Элен встала и торопливо подошла к окну.
— Сама не знаю, что со мной сегодня творится. Мисс Хильда успокоилась?
— Да, молодая хозяйка теперь хорошо.
— Ладно, разожги, пожалуйста, огонь в камине. Там, в гостиной... А потом, чуть погодя, приведи ее ко мне.

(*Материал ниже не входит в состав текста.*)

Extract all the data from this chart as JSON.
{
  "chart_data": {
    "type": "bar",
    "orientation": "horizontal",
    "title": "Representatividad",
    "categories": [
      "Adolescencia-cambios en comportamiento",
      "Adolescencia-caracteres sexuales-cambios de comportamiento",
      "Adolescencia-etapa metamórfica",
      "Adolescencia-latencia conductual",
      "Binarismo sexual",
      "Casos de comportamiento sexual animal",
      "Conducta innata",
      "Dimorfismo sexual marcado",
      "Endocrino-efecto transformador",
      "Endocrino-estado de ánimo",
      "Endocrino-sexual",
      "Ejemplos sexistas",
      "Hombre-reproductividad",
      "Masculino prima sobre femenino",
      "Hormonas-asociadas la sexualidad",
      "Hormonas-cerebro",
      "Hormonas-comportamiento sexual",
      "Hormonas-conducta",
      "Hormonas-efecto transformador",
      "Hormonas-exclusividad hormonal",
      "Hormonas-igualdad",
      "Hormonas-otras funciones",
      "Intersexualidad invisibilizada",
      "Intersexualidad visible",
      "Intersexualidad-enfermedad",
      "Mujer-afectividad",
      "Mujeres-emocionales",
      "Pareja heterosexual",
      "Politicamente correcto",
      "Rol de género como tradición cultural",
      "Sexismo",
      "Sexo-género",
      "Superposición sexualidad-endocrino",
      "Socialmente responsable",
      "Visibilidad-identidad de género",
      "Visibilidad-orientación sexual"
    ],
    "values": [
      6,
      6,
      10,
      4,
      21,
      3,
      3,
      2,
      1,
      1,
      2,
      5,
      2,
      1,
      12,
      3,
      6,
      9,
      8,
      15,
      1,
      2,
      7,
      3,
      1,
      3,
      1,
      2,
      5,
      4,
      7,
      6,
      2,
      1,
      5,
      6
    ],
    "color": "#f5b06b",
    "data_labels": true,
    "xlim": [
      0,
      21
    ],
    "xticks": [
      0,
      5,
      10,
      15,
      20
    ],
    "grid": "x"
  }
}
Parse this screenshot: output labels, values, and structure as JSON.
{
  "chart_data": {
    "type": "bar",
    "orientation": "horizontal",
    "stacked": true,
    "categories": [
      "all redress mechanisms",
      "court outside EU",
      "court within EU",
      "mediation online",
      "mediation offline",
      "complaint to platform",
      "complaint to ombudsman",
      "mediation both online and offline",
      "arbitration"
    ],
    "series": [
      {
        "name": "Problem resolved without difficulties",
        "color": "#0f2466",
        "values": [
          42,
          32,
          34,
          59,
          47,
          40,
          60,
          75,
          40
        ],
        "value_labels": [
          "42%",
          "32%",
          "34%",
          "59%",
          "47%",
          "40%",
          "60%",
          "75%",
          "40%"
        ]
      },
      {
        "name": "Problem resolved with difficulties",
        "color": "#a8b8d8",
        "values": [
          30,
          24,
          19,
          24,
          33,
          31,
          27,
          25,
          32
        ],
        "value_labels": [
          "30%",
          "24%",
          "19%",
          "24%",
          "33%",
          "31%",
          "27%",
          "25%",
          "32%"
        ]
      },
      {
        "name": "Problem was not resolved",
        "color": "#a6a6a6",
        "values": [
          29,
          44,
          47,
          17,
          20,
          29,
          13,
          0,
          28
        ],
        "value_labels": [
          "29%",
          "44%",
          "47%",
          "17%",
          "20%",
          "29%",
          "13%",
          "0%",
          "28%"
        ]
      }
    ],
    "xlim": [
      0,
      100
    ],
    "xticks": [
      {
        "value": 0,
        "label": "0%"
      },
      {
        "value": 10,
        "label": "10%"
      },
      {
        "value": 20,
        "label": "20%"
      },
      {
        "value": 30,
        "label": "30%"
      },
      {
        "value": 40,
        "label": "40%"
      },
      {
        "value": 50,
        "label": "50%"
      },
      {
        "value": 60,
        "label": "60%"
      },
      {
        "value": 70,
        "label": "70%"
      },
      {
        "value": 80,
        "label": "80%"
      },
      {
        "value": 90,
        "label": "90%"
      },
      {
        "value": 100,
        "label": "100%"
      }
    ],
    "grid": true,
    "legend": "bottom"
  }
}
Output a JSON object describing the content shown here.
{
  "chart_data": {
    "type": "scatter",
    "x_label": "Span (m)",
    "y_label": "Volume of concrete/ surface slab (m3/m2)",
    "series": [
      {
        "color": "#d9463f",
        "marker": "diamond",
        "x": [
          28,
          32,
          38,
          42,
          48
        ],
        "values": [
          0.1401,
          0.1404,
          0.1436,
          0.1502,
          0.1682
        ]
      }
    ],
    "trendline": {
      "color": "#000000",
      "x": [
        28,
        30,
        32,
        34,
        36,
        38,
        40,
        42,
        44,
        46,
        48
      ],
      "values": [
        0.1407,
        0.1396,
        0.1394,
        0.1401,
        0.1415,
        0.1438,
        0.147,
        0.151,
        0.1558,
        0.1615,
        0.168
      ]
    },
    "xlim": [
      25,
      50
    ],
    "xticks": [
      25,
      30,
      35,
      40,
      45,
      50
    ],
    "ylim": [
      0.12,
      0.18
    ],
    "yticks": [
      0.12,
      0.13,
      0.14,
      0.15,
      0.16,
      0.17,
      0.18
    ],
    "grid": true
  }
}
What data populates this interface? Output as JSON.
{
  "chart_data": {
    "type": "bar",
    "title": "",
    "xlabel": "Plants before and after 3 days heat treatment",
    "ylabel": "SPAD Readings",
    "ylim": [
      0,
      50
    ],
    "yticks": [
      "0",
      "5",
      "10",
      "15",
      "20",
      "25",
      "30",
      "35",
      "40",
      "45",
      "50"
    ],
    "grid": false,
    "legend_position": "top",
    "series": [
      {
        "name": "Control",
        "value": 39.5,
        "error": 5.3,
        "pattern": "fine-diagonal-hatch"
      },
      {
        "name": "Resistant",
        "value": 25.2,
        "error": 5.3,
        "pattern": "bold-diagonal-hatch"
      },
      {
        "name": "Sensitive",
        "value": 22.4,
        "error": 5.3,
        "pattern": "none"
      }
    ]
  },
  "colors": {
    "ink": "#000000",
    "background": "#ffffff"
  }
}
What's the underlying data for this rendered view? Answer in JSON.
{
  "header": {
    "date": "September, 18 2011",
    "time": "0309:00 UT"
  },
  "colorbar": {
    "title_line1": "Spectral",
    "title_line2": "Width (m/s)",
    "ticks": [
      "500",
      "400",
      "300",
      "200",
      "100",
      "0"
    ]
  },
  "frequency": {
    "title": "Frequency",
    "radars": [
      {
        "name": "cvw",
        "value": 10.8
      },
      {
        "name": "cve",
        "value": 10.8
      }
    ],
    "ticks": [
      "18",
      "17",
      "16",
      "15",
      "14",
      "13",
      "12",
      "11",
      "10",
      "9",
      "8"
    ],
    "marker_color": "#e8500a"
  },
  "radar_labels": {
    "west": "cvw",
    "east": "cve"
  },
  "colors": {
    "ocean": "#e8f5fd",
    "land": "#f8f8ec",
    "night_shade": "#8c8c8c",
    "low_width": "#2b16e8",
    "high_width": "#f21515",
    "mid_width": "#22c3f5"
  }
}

Элен сделала из своей гостиной некое подобие памятника покойному супругу. Она придала ей вид охотничьего домика. Это была большая комната, отделанная панелями и балками из красного дерева. Оленьи морды всех родов и мастей высовывали между ними свои любопытные носы. Одну из стен целиком занимал огромный, сложенный из неотесанных камней камин, над которым висел рваный французский боевой флаг, где-то найденный Хьюбертом. Ружья Хьюберта хранились в запертом ящике со стеклянной крышкой, каждое в своем гнезде. Элен казалось, что пока она может здесь уединиться, муж не окончательно для нее потерян.
На Рашн Хилл она проводила в кабинете, грезя наяву, весьма приятные часы. И ей хотелось, чтобы это и здесь продолжалось. Она создала целый обряд, с помощью которого ей удавалось материализовать свою мечту. Элен садилась перед горящим камином, сложив на коленях руки. Затем она подолгу останавливала взгляд на каждом трофее, всякий раз повторяя: «Хьюберт касался тебя рукой». В конце концов перед ней появлялось видение мужа. Она почти ощущала его рядом с собой. В своем воображении Элен могла до мельчайших деталей представить его себе: руки, узкие бедра и длинные ноги. Потом она вспоминала, как он произносил слова, все его интонации, вспоминала, как лицо его то вспыхивало, то бледнело, когда он чем-то был взволнован. Она вспоминала, как он водил гостей от одного трофея к другому: перед каждым муляжом или чучелом Хьюберт останавливался, покачиваясь с пятки на носок и заложив руки за спину, и подробно, не упуская ни единой мелочи, рассказывал, как он убил этого зверя.
— Луна спряталась. Вокруг никаких признаков жизни. Фред, мой лесник, говорит: «Ничего нам сегодня не светит». Помнится, в то утро нам здорово не везло. Но вот, знаете, не покидало меня это ощущение — надо бы еще побродить, посмотреть, может, что обломится.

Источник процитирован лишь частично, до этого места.